Earlier last month Intel put a new tool up on its public idea test drive site at WhatIf.intel.com. The Energy Checker SDK is designed to help data center managers and application developers with an early tool to help match software function to the energy it uses. Something interesting about the approach is that it relies on a (developer- or business-supplied) concept of value in the application, allowing organizations to get a handle not just on total watts consumed but on the ratio of watts to useful work
The Intel® Energy Checker API provides the functions required for exporting and importing counters from an application. A counter stores the number of times a particular event or process has occurred, much like the way an odometer records the distance a car has traveled. Other applications can read these counters and take actions based on current counter values or trends derived from reading those counters over time. The core Intel® Energy Checker API consists of five functions to open, re-open, read, write, and close a counter.

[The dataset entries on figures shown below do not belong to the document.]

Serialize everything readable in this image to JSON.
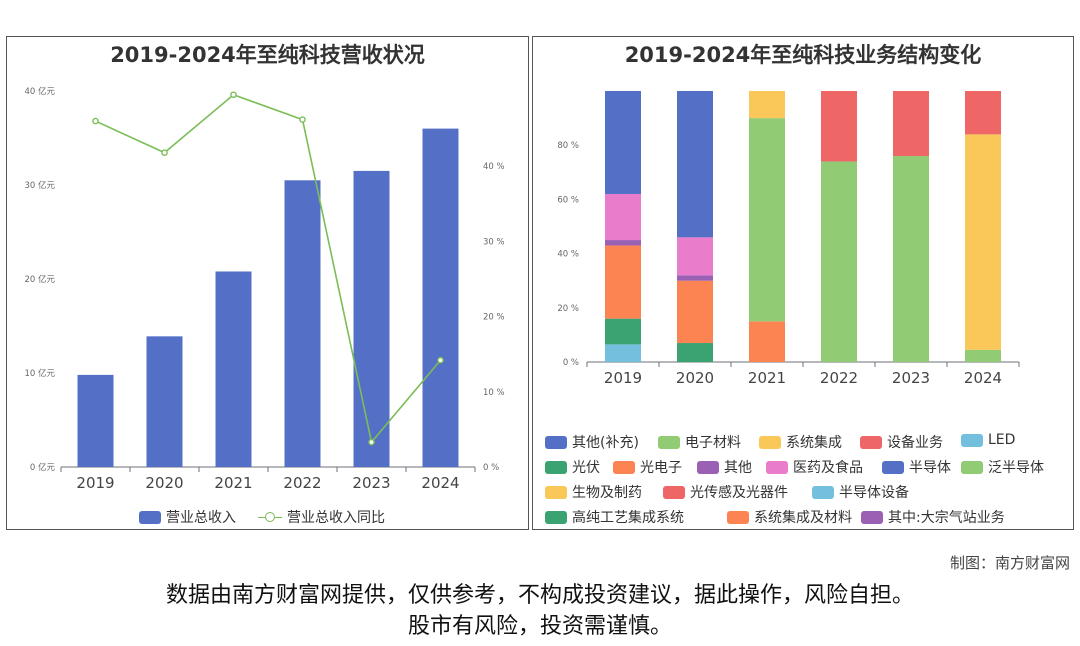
{
  "chart_data": [
    {
      "type": "bar",
      "title": "2019-2024年至纯科技营收状况",
      "categories": [
        "2019",
        "2020",
        "2021",
        "2022",
        "2023",
        "2024"
      ],
      "series": [
        {
          "name": "营业总收入",
          "type": "bar",
          "axis": "left",
          "color": "#5470c6",
          "values": [
            9.8,
            13.9,
            20.8,
            30.5,
            31.5,
            36.0
          ]
        },
        {
          "name": "营业总收入同比",
          "type": "line",
          "axis": "right",
          "color": "#7bbd57",
          "values": [
            46.0,
            41.8,
            49.5,
            46.2,
            3.3,
            14.2
          ]
        }
      ],
      "yleft": {
        "ylim": [
          0,
          40
        ],
        "ticks": [
          "0 亿元",
          "10 亿元",
          "20 亿元",
          "30 亿元",
          "40 亿元"
        ]
      },
      "yright": {
        "ylim": [
          0,
          50
        ],
        "ticks": [
          "0 %",
          "10 %",
          "20 %",
          "30 %",
          "40 %"
        ]
      },
      "legend": [
        "营业总收入",
        "营业总收入同比"
      ]
    },
    {
      "type": "stacked-bar",
      "title": "2019-2024年至纯科技业务结构变化",
      "categories": [
        "2019",
        "2020",
        "2021",
        "2022",
        "2023",
        "2024"
      ],
      "ylim": [
        0,
        100
      ],
      "yticks": [
        "0 %",
        "20 %",
        "40 %",
        "60 %",
        "80 %"
      ],
      "series": [
        {
          "name": "其他(补充)",
          "color": "#5470c6",
          "values": [
            0,
            0,
            0,
            0,
            0,
            0
          ]
        },
        {
          "name": "电子材料",
          "color": "#91cc75",
          "values": [
            0,
            0,
            0,
            0,
            0,
            0
          ]
        },
        {
          "name": "系统集成",
          "color": "#fac858",
          "values": [
            0,
            0,
            0,
            0,
            0,
            0
          ]
        },
        {
          "name": "设备业务",
          "color": "#ee6666",
          "values": [
            0,
            0,
            0,
            0,
            0,
            0
          ]
        },
        {
          "name": "LED",
          "color": "#73c0de",
          "values": [
            6.5,
            0,
            0,
            0,
            0,
            0
          ]
        },
        {
          "name": "光伏",
          "color": "#3ba272",
          "values": [
            9.5,
            7.0,
            0,
            0,
            0,
            0
          ]
        },
        {
          "name": "光电子",
          "color": "#fc8452",
          "values": [
            27.0,
            23.0,
            15.0,
            0,
            0,
            0
          ]
        },
        {
          "name": "其他",
          "color": "#9a60b4",
          "values": [
            2.0,
            2.0,
            0,
            0,
            0,
            0
          ]
        },
        {
          "name": "医药及食品",
          "color": "#ea7ccc",
          "values": [
            17.0,
            14.0,
            0,
            0,
            0,
            0
          ]
        },
        {
          "name": "半导体",
          "color": "#5470c6",
          "values": [
            38.0,
            54.0,
            0,
            0,
            0,
            0
          ]
        },
        {
          "name": "泛半导体",
          "color": "#91cc75",
          "values": [
            0,
            0,
            75.0,
            74.0,
            76.0,
            4.5
          ]
        },
        {
          "name": "生物及制药",
          "color": "#fac858",
          "values": [
            0,
            0,
            10.0,
            0,
            0,
            79.5
          ]
        },
        {
          "name": "光传感及光器件",
          "color": "#ee6666",
          "values": [
            0,
            0,
            0,
            26.0,
            24.0,
            16.0
          ]
        },
        {
          "name": "半导体设备",
          "color": "#73c0de",
          "values": [
            0,
            0,
            0,
            0,
            0,
            0
          ]
        },
        {
          "name": "高纯工艺集成系统",
          "color": "#3ba272",
          "values": [
            0,
            0,
            0,
            0,
            0,
            0
          ]
        },
        {
          "name": "系统集成及材料",
          "color": "#fc8452",
          "values": [
            0,
            0,
            0,
            0,
            0,
            0
          ]
        },
        {
          "name": "其中:大宗气站业务",
          "color": "#9a60b4",
          "values": [
            0,
            0,
            0,
            0,
            0,
            0
          ]
        }
      ]
    }
  ],
  "credit": "制图：南方财富网",
  "disclaimer_line1": "数据由南方财富网提供，仅供参考，不构成投资建议，据此操作，风险自担。",
  "disclaimer_line2": "股市有风险，投资需谨慎。"
}
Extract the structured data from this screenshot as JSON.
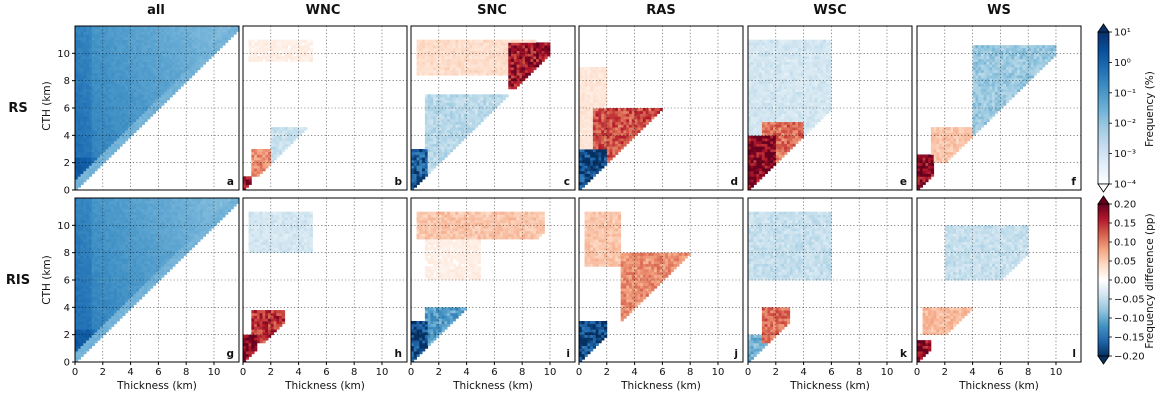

The Intel® Energy Checker SDK API exposes metrics of “useful work” done by an application through easy software instrumentation. For example, the amount of useful work done by a payroll application is different from the amount of useful work performed by a video serving application, a database application, or a mail server application. All too often, activity is measured by how busy a server is while running an application rather than by how much work that application completes. The Intel® Energy Checker SDK provides a way for the software developer to determine what measures of “useful work” are important for that application and expose those metrics through a simple API.